Seems like a good time warm up the computer with an apologtics fail: The Strawman Atheist.
The definition of atheism is a lack of a belief in one or more deities. That’s it. It is not a claim. I don’t believe in Kali because I’ve seen no evidence for her, despite millions of her worshippers.
It turns out that is a pretty tough position to argue against (no position at all). Therefore, apologists will attempt to make all sorts of strawman arguments, most often centred around their own religious beliefs, or shifting the burden of proof. (Strawmanning is itself a logical fallacy, but often includes other fallacies within that one.)
Strawmanning doesn’t necessarily require an assertion. One example is “you can’t prove (my particular) god exists, therefore atheism is untrue/a religion just like mine.”
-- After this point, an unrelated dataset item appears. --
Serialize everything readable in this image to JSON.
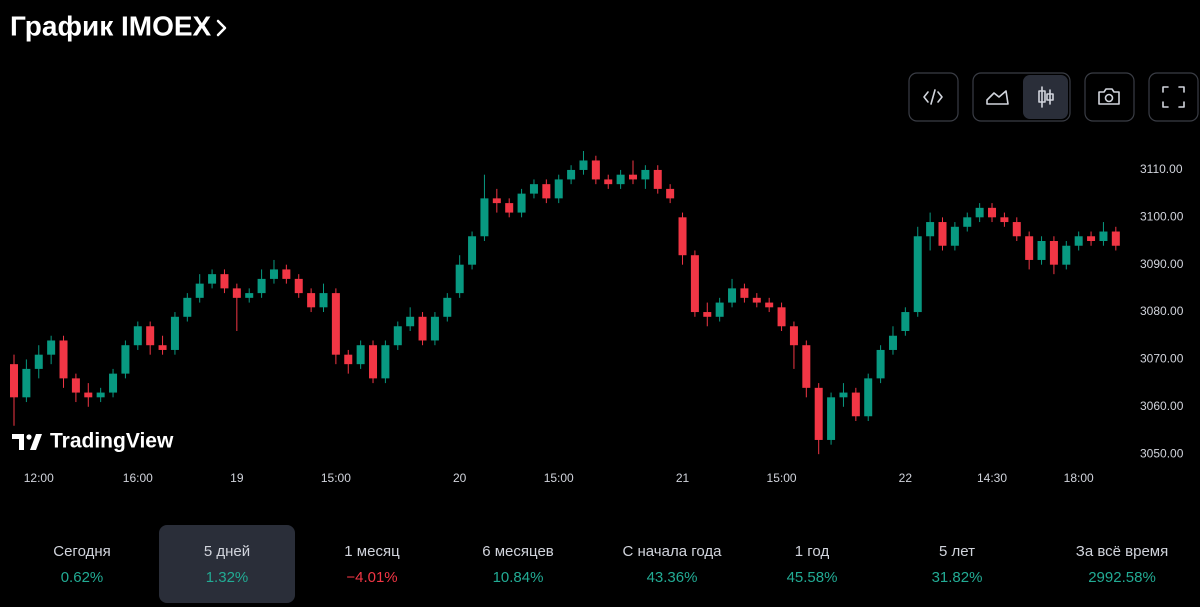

Unfortunately, many of those who identify as agnostics add (unwittingly) ammunition to this argument, which religious apologists have appropriated to strawman both agnosticism and atheism. Some atheists also add to the confusion with “you can’t prove a negative.” (You can, if you can get that negative defined, such as the claim “I don’t believe there are any black swans.” All you have to do is produce a black swan to debunk the negative claim. Atheism is not a negative claim, it is the lack of acceptance of a positive claim.)
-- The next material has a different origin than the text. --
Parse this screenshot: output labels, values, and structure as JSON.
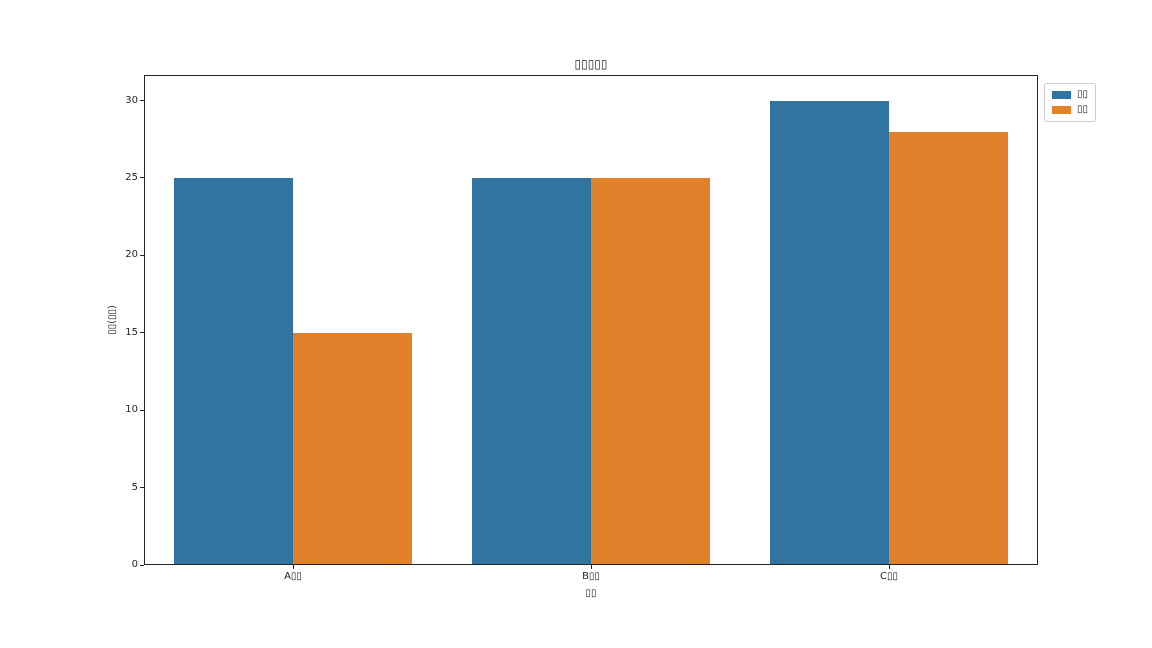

Agnosticism doesn’t speak to what you believe . . . it speaks to what you know. (I do not know if a god exists or not, or I cannot know.) Most atheists are agnostics.
The problem is that many of those who identify as agnostics because they are scared of the word “atheist” (sometimes with good reason considering how atheists are treated in this country) try to portray agnosticism as some sort of middle ground; “I don’t know and you don’t either.” (Does the agnostic believe in a god? Worship one? Pray to one? No? Then that agnostic is behaving as an atheist.)
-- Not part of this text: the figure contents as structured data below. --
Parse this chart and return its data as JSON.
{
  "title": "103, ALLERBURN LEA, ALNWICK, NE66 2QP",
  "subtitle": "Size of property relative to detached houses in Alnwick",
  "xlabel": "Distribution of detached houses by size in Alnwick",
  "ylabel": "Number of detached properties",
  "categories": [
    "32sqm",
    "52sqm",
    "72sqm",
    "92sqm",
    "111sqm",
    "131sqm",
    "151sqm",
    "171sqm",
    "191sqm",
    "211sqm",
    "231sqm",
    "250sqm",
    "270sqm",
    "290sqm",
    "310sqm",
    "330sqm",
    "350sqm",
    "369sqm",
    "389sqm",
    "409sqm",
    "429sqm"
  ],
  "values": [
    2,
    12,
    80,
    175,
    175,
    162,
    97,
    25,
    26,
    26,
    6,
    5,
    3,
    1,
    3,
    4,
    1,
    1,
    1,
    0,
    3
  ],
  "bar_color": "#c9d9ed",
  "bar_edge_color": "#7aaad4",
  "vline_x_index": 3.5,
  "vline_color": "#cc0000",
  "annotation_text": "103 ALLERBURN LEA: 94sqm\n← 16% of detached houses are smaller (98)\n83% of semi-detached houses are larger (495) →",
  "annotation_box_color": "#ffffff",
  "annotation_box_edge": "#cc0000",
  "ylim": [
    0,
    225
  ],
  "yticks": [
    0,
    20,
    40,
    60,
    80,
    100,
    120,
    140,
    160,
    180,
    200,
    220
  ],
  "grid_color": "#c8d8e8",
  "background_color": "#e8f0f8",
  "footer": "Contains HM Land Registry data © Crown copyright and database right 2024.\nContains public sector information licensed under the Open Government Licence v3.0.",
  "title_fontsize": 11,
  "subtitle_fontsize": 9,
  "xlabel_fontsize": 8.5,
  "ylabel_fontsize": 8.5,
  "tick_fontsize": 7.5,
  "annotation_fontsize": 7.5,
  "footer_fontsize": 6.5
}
That might be portrayed as:
~~Theist ********* Agnostic ********* Atheist
Where the agnostic claims the “rational” middle ground. That is a false portrayal, as atheists aren’t claiming any belief either. Agnosticism speaks to what you know, not what you believe or accept. (a- no or not, gnostic- holding knowledge)
As such, religious apologists have hijacked that agnostic model to assert that atheism is a religion. (That is, until the atheist wants to assert his or her religious rights, then the apologist switches back to “atheism is not a religion.”)
The correct model would be a 2x2 grid:
Gnostic Theist: Theist who knows a deity exists (the majority of believers)
||Agnostic Theist: Theist who does not know if a deity exists (certain strains of deism fit here as well)
Gnostic Atheist: Atheist who knows a deity does not exist (anti-theist)
||Agnostic Atheist: Atheist who does not know if a deity exists (the majority of atheists)|
Then there are other strawmen (there are as many strawmen as there are apologists, apparently there is a loaner bank of logical fallacies).
One is that “atheists don’t believe in (my) god because they just want to sin.” Sin is a religious offence against a deity. Sin is not a concept in atheism, therefore “wanting to sin” is a strawman. (That also speaks to the claim “atheists have no morals.”)
An interesting one (I’ve only heard this one from fundamentalist Christians) is that “atheists are possessed by demons and blinded to God’s word” (that one is a regular). Demons have not been demonstrated of course, any more than a deity has. That’s an interesting take on the New Testament, which claims in multiple passages that anyone can accept what’s written there. (If demons were controlling atheists, that creates a whole tangle of contradictions with the NT, and also speaks to the question of the omnipotence of God.)
Demons have been used to argue against more than atheism though: Demons were also used to argue for the source of epilepsy. In the Middle Ages, that was grounds to kill you. By the XIX Century it was grounds to declare you “feebleminded” (a wide range of disorders including epilepsy in that definition), and place you in a psychiatric institution (1 Thessalonians 5:14, though such institutions hardly met the command of that verse to “comfort the feebleminded”), and ban marriage or procreation (eugenics, US Supreme Court Buck v. Bell, 1927, never overturned so sterilisation, institutions, and marriage bans could in theory be applied today).
Demons were used to justify the behaviour of runaway slaves in the USA in the XIX Century. “Demon” seems to be “something I don’t like that doesn’t comport with my assertion of a deity.”
The strawman from the theist-agnostic-atheist model is used to assert that atheists have the burden of proof to show a theist’s deity does not exist. That shifting of the burden of proof of a claim (a god exists) is much easier on the theist if the theist can assert an atheist is making a claim a god does not exist. (Frequently an atheist can debunk attributes of a claimed god if the atheist can get the believer to actually describe their god, but that’s another story.)